Doing so requires the declaration of a connection factory, which, in our case, is com.ibm.mq.jms.MQConnectionFactory. Unfortunately, this class implements both javax.jms.ConnectionFactory and java.util.Map<java.lang.String,java.lang.Object>. Also, the setters of that class have side effects, that are non-trivial to reproduce.

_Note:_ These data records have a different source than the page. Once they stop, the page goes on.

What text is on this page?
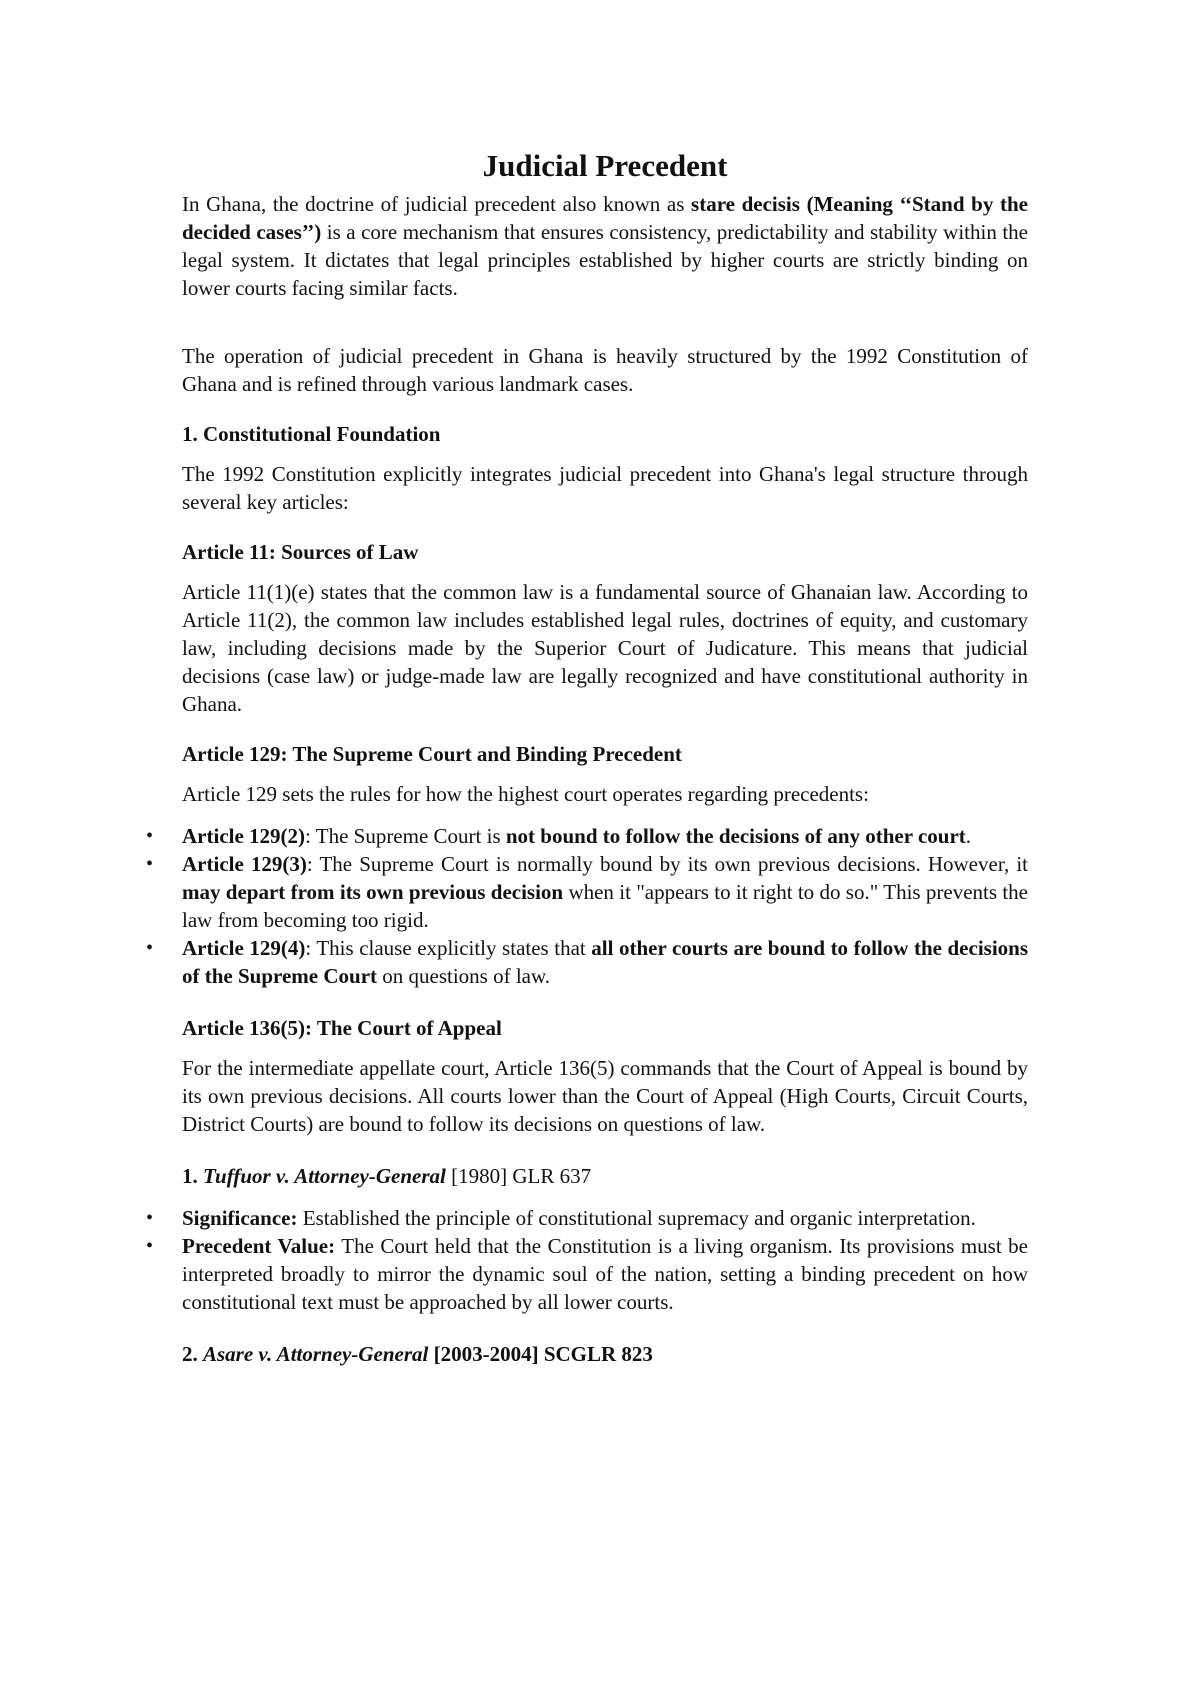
Judicial Precedent

In Ghana, the doctrine of judicial precedent also known as stare decisis (Meaning ‘‘Stand by the decided cases’’) is a core mechanism that ensures consistency, predictability and stability within the legal system. It dictates that legal principles established by higher courts are strictly binding on lower courts facing similar facts.

The operation of judicial precedent in Ghana is heavily structured by the 1992 Constitution of Ghana and is refined through various landmark cases.

1. Constitutional Foundation

The 1992 Constitution explicitly integrates judicial precedent into Ghana's legal structure through several key articles:

Article 11: Sources of Law

Article 11(1)(e) states that the common law is a fundamental source of Ghanaian law. According to Article 11(2), the common law includes established legal rules, doctrines of equity, and customary law, including decisions made by the Superior Court of Judicature. This means that judicial decisions (case law) or judge-made law are legally recognized and have constitutional authority in Ghana.

Article 129: The Supreme Court and Binding Precedent

Article 129 sets the rules for how the highest court operates regarding precedents:

• Article 129(2): The Supreme Court is not bound to follow the decisions of any other court.
• Article 129(3): The Supreme Court is normally bound by its own previous decisions. However, it may depart from its own previous decision when it "appears to it right to do so." This prevents the law from becoming too rigid.
• Article 129(4): This clause explicitly states that all other courts are bound to follow the decisions of the Supreme Court on questions of law.

Article 136(5): The Court of Appeal

For the intermediate appellate court, Article 136(5) commands that the Court of Appeal is bound by its own previous decisions. All courts lower than the Court of Appeal (High Courts, Circuit Courts, District Courts) are bound to follow its decisions on questions of law.

1. Tuffuor v. Attorney-General [1980] GLR 637

• Significance: Established the principle of constitutional supremacy and organic interpretation.
• Precedent Value: The Court held that the Constitution is a living organism. Its provisions must be interpreted broadly to mirror the dynamic soul of the nation, setting a binding precedent on how constitutional text must be approached by all lower courts.

2. Asare v. Attorney-General [2003-2004] SCGLR 823
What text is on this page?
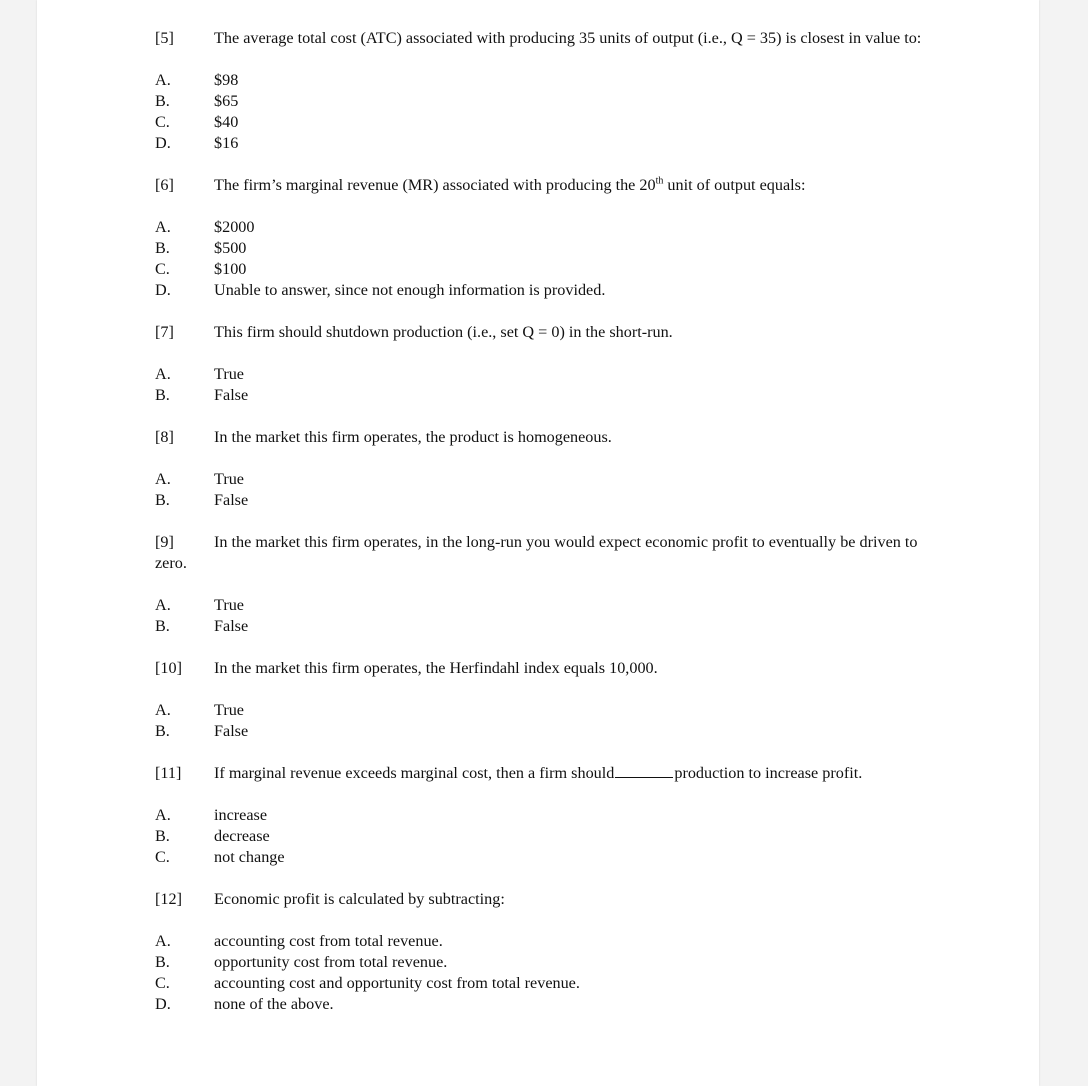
[5] The average total cost (ATC) associated with producing 35 units of output (i.e., Q = 35) is closest in value to:

A.	$98
B.	$65
C.	$40
D.	$16

[6]	The firm’s marginal revenue (MR) associated with producing the 20th unit of output equals:

A.	$2000
B.	$500
C.	$100
D.	Unable to answer, since not enough information is provided.

[7]	This firm should shutdown production (i.e., set Q = 0) in the short-run.

A.	True
B.	False

[8]	In the market this firm operates, the product is homogeneous.

A.	True
B.	False

[9] In the market this firm operates, in the long-run you would expect economic profit to eventually be driven to zero.

A.	True
B.	False

[10]	In the market this firm operates, the Herfindahl index equals 10,000.

A.	True
B.	False

[11]	If marginal revenue exceeds marginal cost, then a firm should	production to increase profit.

A.	increase
B.	decrease
C.	not change

[12]	Economic profit is calculated by subtracting:

A.	accounting cost from total revenue.
B.	opportunity cost from total revenue.
C.	accounting cost and opportunity cost from total revenue.
D.	none of the above.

What was really troubling us was that, contrary to intuition, defining a bean like this:
camel.beans.mqConnectionFactory = #class:com.ibm.mq.jms.MQConnectionFactory
camel.beans.mqConnectionFactory.hostName = mqhost
does not actually invoke the setHostName method on the factory. Instead, value "mqhost" is put under key "hostName" into the map.
Reproduction can be achieved with a quick custom class, like this:
package org.apache.camel.main; import java.util.HashMap; public class MyFooFactory extends HashMap<String, Object> { private String hostName; public String getHostName() { return hostName; } public void setHostName(String hostName) { this.hostName = hostName; } }
and a unit test, which checks for the hostName:
@Test public void testBindBeansDottedHybridMap() { Main main = new Main(); main.configure().addRoutesBuilder(new MyRouteBuilder()); // defining a factory bean main.addProperty("camel.beans.myfactory", "#class:org.apache.camel.main.MyFooFactory"); main.addProperty("camel.beans.myfactory.hostName", "localhost"); main.start(); CamelContext camelContext = main.getCamelContext(); assertNotNull(camelContext); Object bean = camelContext.getRegistry().lookupByName("myfactory"); assertNotNull(bean); assertInstanceOf(MyFooFactory.class, bean); MyFooFactory factory = (MyFooFactory) bean; assertEquals("localhost", factory.getHostName()); main.stop(); }
For a custom bean that is under our own control, I would consider implementing java.util.Map and having additional custom getters and setters with side-effects to be invalid, but the IBM-MQ JMS client is out of our control - and required for our use case.
If the dotted annotation is used, it may be preferable to check for a suitable setter first, and only if that is missing, to check if the bean implements java.util.Map.